ProLogis' goal had been to convert Frigioscandia from a storage to a logistics business, compatible with its other pan-European dry storage and logistics operations. But with stocks being emptied from warehouses at record rates "we didn't have time to convert the business", he says. Americold, analysts say, is a different story. Green Street Advisors, the California-based Reit research firm, point out that the intention of the company was to take advantage of operating efficiencies and pricing power it could achieve as market leader in a highly fragmented market. In its analysis of what went wrong, Green Street points to market factors affecting its core customers. First, it gets paid for storing and handling refrigerated and frozen goods, and the handling is the higher margin business.

AMERICOLD is particularly exposed to fluctuations in the poultry business as a number of its facilities are near poultry suppliers.

One of its highest margin businesses is the blast freezing of chickens, and Green Street points out that one of the biggest producers, Tyson Foods, has recently drawn investors' attention to oversupply in the poultry business.

Second, Green Street notes, Americold has been a victim of the strong US economy and the lowest unemployment rates in decades. In these conditions, Vornado and Crescent have little choice but to reduce the rents they charge Americold for the space it occupies, says Gary Boston, Reit analyst at Goldman Sachs. "They want to give Americold some more wiggle room," he says.

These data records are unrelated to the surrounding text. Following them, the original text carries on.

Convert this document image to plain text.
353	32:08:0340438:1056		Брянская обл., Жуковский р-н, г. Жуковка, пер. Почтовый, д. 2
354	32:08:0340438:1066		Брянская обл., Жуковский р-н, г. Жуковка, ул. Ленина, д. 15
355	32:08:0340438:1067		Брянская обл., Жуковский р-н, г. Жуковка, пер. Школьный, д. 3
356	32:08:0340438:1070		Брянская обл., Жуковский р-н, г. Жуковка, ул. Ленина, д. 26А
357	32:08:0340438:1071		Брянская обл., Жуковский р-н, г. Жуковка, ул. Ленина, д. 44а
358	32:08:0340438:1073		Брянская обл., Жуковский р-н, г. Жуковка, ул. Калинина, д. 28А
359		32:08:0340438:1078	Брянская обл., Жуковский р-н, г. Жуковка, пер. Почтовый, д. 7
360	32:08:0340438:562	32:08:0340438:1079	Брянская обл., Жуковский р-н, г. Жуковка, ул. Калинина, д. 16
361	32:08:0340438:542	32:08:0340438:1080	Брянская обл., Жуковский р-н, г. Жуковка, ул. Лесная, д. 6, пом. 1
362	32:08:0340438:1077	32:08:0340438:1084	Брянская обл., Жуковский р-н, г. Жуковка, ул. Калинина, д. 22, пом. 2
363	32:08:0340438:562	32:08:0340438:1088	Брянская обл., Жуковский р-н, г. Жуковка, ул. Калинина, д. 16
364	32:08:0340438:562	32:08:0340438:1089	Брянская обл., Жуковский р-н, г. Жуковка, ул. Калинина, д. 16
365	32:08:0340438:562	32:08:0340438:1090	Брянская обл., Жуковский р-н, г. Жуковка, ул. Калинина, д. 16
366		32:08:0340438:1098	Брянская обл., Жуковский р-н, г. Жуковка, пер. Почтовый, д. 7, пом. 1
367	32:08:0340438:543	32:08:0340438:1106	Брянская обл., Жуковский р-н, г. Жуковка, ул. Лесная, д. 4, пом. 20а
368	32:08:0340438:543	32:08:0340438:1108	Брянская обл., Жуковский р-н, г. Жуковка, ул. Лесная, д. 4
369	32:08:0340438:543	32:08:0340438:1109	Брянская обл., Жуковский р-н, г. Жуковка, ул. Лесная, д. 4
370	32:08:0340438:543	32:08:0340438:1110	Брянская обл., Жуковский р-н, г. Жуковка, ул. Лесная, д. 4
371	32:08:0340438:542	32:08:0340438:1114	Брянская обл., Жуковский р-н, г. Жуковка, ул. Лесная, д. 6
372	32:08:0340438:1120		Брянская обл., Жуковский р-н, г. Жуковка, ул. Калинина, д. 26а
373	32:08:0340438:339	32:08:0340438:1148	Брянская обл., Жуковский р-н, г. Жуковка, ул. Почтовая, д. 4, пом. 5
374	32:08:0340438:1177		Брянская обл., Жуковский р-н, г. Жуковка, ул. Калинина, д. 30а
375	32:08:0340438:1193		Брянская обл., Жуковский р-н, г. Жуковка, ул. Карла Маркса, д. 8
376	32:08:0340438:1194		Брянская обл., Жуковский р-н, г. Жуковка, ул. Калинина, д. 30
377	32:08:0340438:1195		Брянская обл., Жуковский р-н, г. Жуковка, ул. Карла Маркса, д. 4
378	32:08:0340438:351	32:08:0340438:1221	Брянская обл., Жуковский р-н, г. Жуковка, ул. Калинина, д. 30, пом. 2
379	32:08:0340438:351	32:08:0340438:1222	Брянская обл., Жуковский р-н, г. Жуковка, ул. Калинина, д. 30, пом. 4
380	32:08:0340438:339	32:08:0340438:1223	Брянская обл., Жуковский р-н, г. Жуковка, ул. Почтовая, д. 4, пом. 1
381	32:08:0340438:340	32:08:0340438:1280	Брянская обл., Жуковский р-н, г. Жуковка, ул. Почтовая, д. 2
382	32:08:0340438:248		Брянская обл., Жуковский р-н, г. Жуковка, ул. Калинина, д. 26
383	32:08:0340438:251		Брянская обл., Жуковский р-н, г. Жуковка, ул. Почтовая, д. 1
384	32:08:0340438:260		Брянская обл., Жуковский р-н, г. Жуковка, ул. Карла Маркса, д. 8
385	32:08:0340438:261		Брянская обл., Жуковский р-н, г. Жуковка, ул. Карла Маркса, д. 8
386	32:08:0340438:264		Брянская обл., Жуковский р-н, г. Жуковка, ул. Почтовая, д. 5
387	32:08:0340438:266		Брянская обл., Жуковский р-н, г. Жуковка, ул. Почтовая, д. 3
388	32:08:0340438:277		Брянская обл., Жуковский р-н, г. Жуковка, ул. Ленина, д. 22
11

Mr Godderie notes that the very nature of refrigerated warehouses makes them far more expensive creatures to operate, even in the best of times. "It is more than just a large refrigerator," he says, adding that most of the company's warehouses cater to frozen, chilled and traditional "dry" stored goods. The big margins, he says, are not in storage, but in logistics, and Frigioscandia is moving towards this.

So what is the future for Americold? "If the business cannot be turned around in a reasonable time period . . . it should be sold," says Green Street. "If Americold were sold because its operating results had not rebounded, our valuation . . . might prove too optimistic."